Takeaway: For future projects, the key takeaway is that when we can, creating tiered document categories (e.g., high-confidence structured docs vs. unpredictable layouts), Training models based on document type, and allowing for human-in-the-loop review where confidence is lower is part of the plan.
7. AI Doesn’t End at Launch
The models didn’t just serve the migration — they became part of the application’s real-time functionality. This meant the AI models we built had to be dependable, scalable in real-time, continuously learning from user behavior, and capable of serving the search and filtering in runtime.
Takeaway: If AI is embedded in your product, it needs a lifecycle plan like any other system component.
What I will do Differently Next Time
Expand Initial Sampling; Test on a broader, representative set of documents upfront to reveal complexities early.
Prioritize UI Alignment; Use UI mockups early — not just for design — but to align business expectations clearly with AI model capabilities.
Set Meaningful Metrics; Establish usability and impact metrics from the start, with clear processes for a human review rather than focusing solely on technical model precision.
Allow Time for Iteration; Schedule deliberate, ongoing cycles of prompt refinement and team learning to adapt quickly to evolving data challenges.
Plan for Long-Term AI Ownership; Define post-launch roles and ongoing support clearly, anticipating continuous model refinements and user-driven improvements.
Final Reflection

This project showed me that AI is not a plug-and-play solution.
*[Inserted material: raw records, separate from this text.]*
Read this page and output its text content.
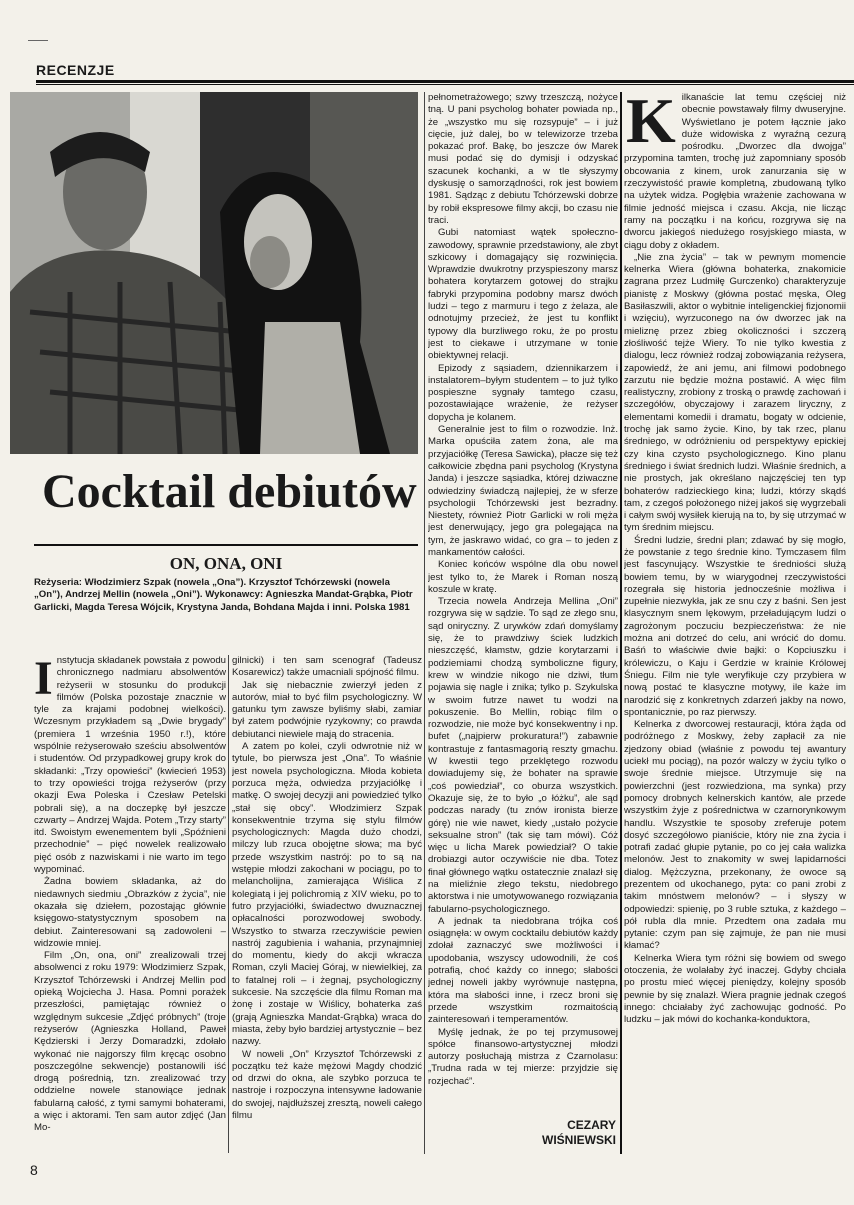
RECENZJE
Cocktail debiutów
ON, ONA, ONI
Reżyseria: Włodzimierz Szpak (nowela „Ona”). Krzysztof Tchórzewski (nowela „On”), Andrzej Mellin (nowela „Oni”). Wykonawcy: Agnieszka Mandat-Grąbka, Piotr Garlicki, Magda Teresa Wójcik, Krystyna Janda, Bohdana Majda i inni. Polska 1981

Instytucja składanek powstała z powodu chronicznego nadmiaru absolwentów reżyserii w stosunku do produkcji filmów (Polska pozostaje znacznie w tyle za krajami podobnej wielkości). Wczesnym przykładem są „Dwie brygady” (premiera 1 września 1950 r.!), które wspólnie reżyserowało sześciu absolwentów i studentów. Od przypadkowej grupy krok do składanki: „Trzy opowieści” (kwiecień 1953) to trzy opowieści trojga reżyserów (przy okazji Ewa Poleska i Czesław Petelski pobrali się), a na doczepkę był jeszcze czwarty – Andrzej Wajda. Potem „Trzy starty” itd. Swoistym ewenementem byli „Spóźnieni przechodnie” – pięć nowelek realizowało pięć osób z nazwiskami i nie warto im tego wypominać.

Żadna bowiem składanka, aż do niedawnych siedmiu „Obrazków z życia”, nie okazała się dziełem, pozostając głównie księgowo-statystycznym sposobem na debiut. Zainteresowani są zadowoleni – widzowie mniej.

Film „On, ona, oni” zrealizowali trzej absolwenci z roku 1979: Włodzimierz Szpak, Krzysztof Tchórzewski i Andrzej Mellin pod opieką Wojciecha J. Hasa. Pomni porażek przeszłości, pamiętając również o względnym sukcesie „Zdjęć próbnych” (troje reżyserów (Agnieszka Holland, Paweł Kędzierski i Jerzy Domaradzki, zdołało wykonać nie najgorszy film kręcąc osobno poszczególne sekwencje) postanowili iść drogą pośrednią, tzn. zrealizować trzy oddzielne nowele stanowiące jednak fabularną całość, z tymi samymi bohaterami, a więc i aktorami. Ten sam autor zdjęć (Jan Mo-

gilnicki) i ten sam scenograf (Tadeusz Kosarewicz) także umacniali spójność filmu.

Jak się niebacznie zwierzył jeden z autorów, miał to być film psychologiczny. W gatunku tym zawsze byliśmy słabi, zamiar był zatem podwójnie ryzykowny; co prawda debiutanci niewiele mają do stracenia.

A zatem po kolei, czyli odwrotnie niż w tytule, bo pierwsza jest „Ona”. To właśnie jest nowela psychologiczna. Młoda kobieta porzuca męża, odwiedza przyjaciółkę i matkę. O swojej decyzji ani powiedzieć tylko „stał się obcy”. Włodzimierz Szpak konsekwentnie trzyma się stylu filmów psychologicznych: Magda dużo chodzi, milczy lub rzuca obojętne słowa; ma być przede wszystkim nastrój: po to są na wstępie młodzi zakochani w pociągu, po to melancholijna, zamierająca Wiślica z kolegiatą i jej polichromią z XIV wieku, po to futro przyjaciółki, świadectwo dwuznacznej opłacalności porozwodowej swobody. Wszystko to stwarza rzeczywiście pewien nastrój zagubienia i wahania, przynajmniej do momentu, kiedy do akcji wkracza Roman, czyli Maciej Góraj, w niewielkiej, za to fatalnej roli – i żegnaj, psychologiczny sukcesie. Na szczęście dla filmu Roman ma żonę i zostaje w Wiślicy, bohaterka zaś (grają Agnieszka Mandat-Grąbka) wraca do miasta, żeby było bardziej artystycznie – bez nazwy.

W noweli „On” Krzysztof Tchórzewski z początku też każe mężowi Magdy chodzić od drzwi do okna, ale szybko porzuca te nastroje i rozpoczyna intensywne ładowanie do swojej, najdłuższej zresztą, noweli całego filmu

pełnometrażowego; szwy trzeszczą, nożyce tną. U pani psycholog bohater powiada np., że „wszystko mu się rozsypuje” – i już cięcie, już dalej, bo w telewizorze trzeba pokazać prof. Bakę, bo jeszcze ów Marek musi podać się do dymisji i odzyskać szacunek kochanki, a w tle słyszymy dyskusję o samorządności, rok jest bowiem 1981. Sądząc z debiutu Tchórzewski dobrze by robił ekspresowe filmy akcji, bo czasu nie traci.

Gubi natomiast wątek społeczno-zawodowy, sprawnie przedstawiony, ale zbyt szkicowy i domagający się rozwinięcia. Wprawdzie dwukrotny przyspieszony marsz bohatera korytarzem gotowej do strajku fabryki przypomina podobny marsz dwóch ludzi – tego z marmuru i tego z żelaza, ale odnotujmy przecież, że jest tu konflikt typowy dla burzliwego roku, że po prostu jest to ciekawe i utrzymane w tonie obiektywnej relacji.

Epizody z sąsiadem, dziennikarzem i instalatorem–byłym studentem – to już tylko pospieszne sygnały tamtego czasu, pozostawiające wrażenie, że reżyser dopycha je kolanem.

Generalnie jest to film o rozwodzie. Inż. Marka opuściła zatem żona, ale ma przyjaciółkę (Teresa Sawicka), płacze się też całkowicie zbędna pani psycholog (Krystyna Janda) i jeszcze sąsiadka, której dziwaczne odwiedziny świadczą najlepiej, że w sferze psychologii Tchórzewski jest bezradny. Niestety, również Piotr Garlicki w roli męża jest denerwujący, jego gra polegająca na tym, że jaskrawo widać, co gra – to jeden z mankamentów całości.

Koniec końców wspólne dla obu nowel jest tylko to, że Marek i Roman noszą koszule w kratę.

Trzecia nowela Andrzeja Mellina „Oni” rozgrywa się w sądzie. To sąd ze złego snu, sąd oniryczny. Z urywków zdań domyślamy się, że to prawdziwy ściek ludzkich nieszczęść, kłamstw, gdzie korytarzami i podziemiami chodzą symboliczne figury, krew w windzie nikogo nie dziwi, tłum pojawia się nagle i znika; tylko p. Szykulska w swoim futrze nawet tu wodzi na pokuszenie. Bo Mellin, robiąc film o rozwodzie, nie może być konsekwentny i np. bufet („najpierw prokuratura!”) zabawnie kontrastuje z fantasmagorią reszty gmachu. W kwestii tego przeklętego rozwodu dowiadujemy się, że bohater na sprawie „coś powiedział”, co oburza wszystkich. Okazuje się, że to było „o łóżku”, ale sąd podczas narady (tu znów ironista bierze górę) nie wie nawet, kiedy „ustało pożycie seksualne stron” (tak się tam mówi). Cóż więc u licha Marek powiedział? O takie drobiazgi autor oczywiście nie dba. Totez finał głównego wątku ostatecznie znalazł się na mieliźnie złego tekstu, niedobrego aktorstwa i nie umotywowanego rozwiązania fabularno-psychologicznego.

A jednak ta niedobrana trójka coś osiągnęła: w owym cocktailu debiutów każdy zdołał zaznaczyć swe możliwości i upodobania, wszyscy udowodnili, że coś potrafią, choć każdy co innego; słabości jednej noweli jakby wyrównuje następna, która ma słabości inne, i rzecz broni się przede wszystkim rozmaitością zainteresowań i temperamentów.

Myślę jednak, że po tej przymusowej spółce finansowo-artystycznej młodzi autorzy posłuchają mistrza z Czarnolasu: „Trudna rada w tej mierze: przyjdzie się rozjechać”.

CEZARY WIŚNIEWSKI

Kilkanaście lat temu częściej niż obecnie powstawały filmy dwuseryjne. Wyświetlano je potem łącznie jako duże widowiska z wyraźną cezurą pośrodku. „Dworzec dla dwojga” przypomina tamten, trochę już zapomniany sposób obcowania z kinem, urok zanurzania się w rzeczywistość prawie kompletną, zbudowaną tylko na użytek widza. Pogłębia wrażenie zachowana w filmie jedność miejsca i czasu. Akcja, nie licząc ramy na początku i na końcu, rozgrywa się na dworcu jakiegoś niedużego rosyjskiego miasta, w ciągu doby z okładem.

„Nie zna życia” – tak w pewnym momencie kelnerka Wiera (główna bohaterka, znakomicie zagrana przez Ludmiłę Gurczenko) charakteryzuje pianistę z Moskwy (główna postać męska, Oleg Basiłaszwili, aktor o wybitnie inteligenckiej fizjonomii i wzięciu), wyrzuconego na ów dworzec jak na mieliznę przez zbieg okoliczności i szczerą złośliwość tejże Wiery. To nie tylko kwestia z dialogu, lecz również rodzaj zobowiązania reżysera, zapowiedź, że ani jemu, ani filmowi podobnego zarzutu nie będzie można postawić. A więc film realistyczny, zrobiony z troską o prawdę zachowań i szczegółów, obyczajowy i zarazem liryczny, z elementami komedii i dramatu, bogaty w odcienie, trochę jak samo życie. Kino, by tak rzec, planu średniego, w odróżnieniu od perspektywy epickiej czy kina czysto psychologicznego. Kino planu średniego i świat średnich ludzi. Właśnie średnich, a nie prostych, jak określano najczęściej ten typ bohaterów radzieckiego kina; ludzi, którzy skądś tam, z czegoś położonego niżej jakoś się wygrzebali i całym swój wysiłek kierują na to, by się utrzymać w tym średnim miejscu.

Średni ludzie, średni plan; zdawać by się mogło, że powstanie z tego średnie kino. Tymczasem film jest fascynujący. Wszystkie te średniości służą bowiem temu, by w wiarygodnej rzeczywistości rozegrała się historia jednocześnie możliwa i zupełnie niezwykła, jak ze snu czy z baśni. Sen jest klasycznym snem lękowym, przeładującym ludzi o zagrożonym poczuciu bezpieczeństwa: że nie można ani dotrzeć do celu, ani wrócić do domu. Baśń to właściwie dwie bajki: o Kopciuszku i królewiczu, o Kaju i Gerdzie w krainie Królowej Śniegu. Film nie tyle weryfikuje czy przybiera w nową postać te klasyczne motywy, ile każe im narodzić się z konkretnych zdarzeń jakby na nowo, spontanicznie, po raz pierwszy.

Kelnerka z dworcowej restauracji, która żąda od podróżnego z Moskwy, żeby zapłacił za nie zjedzony obiad (właśnie z powodu tej awantury uciekł mu pociąg), na pozór walczy w życiu tylko o swoje średnie miejsce. Utrzymuje się na powierzchni (jest rozwiedziona, ma synka) przy pomocy drobnych kelnerskich kantów, ale przede wszystkim żyje z pośrednictwa w czarnorynkowym handlu. Wszystkie te sposoby zreferuje potem dosyć szczegółowo pianiście, który nie zna życia i potrafi zadać głupie pytanie, po co jej cała walizka melonów. Jest to znakomity w swej lapidarności dialog. Mężczyzna, przekonany, że owoce są prezentem od ukochanego, pyta: co pani zrobi z takim mnóstwem melonów? – i słyszy w odpowiedzi: spienię, po 3 ruble sztuka, z każdego – pół rubla dla mnie. Przedtem ona zadała mu pytanie: czym pan się zajmuje, że pan nie musi kłamać?

Kelnerka Wiera tym różni się bowiem od swego otoczenia, że wolałaby żyć inaczej. Gdyby chciała po prostu mieć więcej pieniędzy, kolejny sposób pewnie by się znalazł. Wiera pragnie jednak czegoś innego: chciałaby żyć zachowując godność. Po ludzku – jak mówi do kochanka-konduktora,

8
It’s a collaborative, evolving system that requires attention to data quality, user needs, and ongoing adaptability. Managing it successfully means not just keeping timelines and deliverables on track but guiding a team through complexity with clarity and intent.
For Engagement Managers stepping into AI projects, the role isn’t just about managing scope or building the perfect system, but more about aligning people, data, and outcomes around what’s truly useful.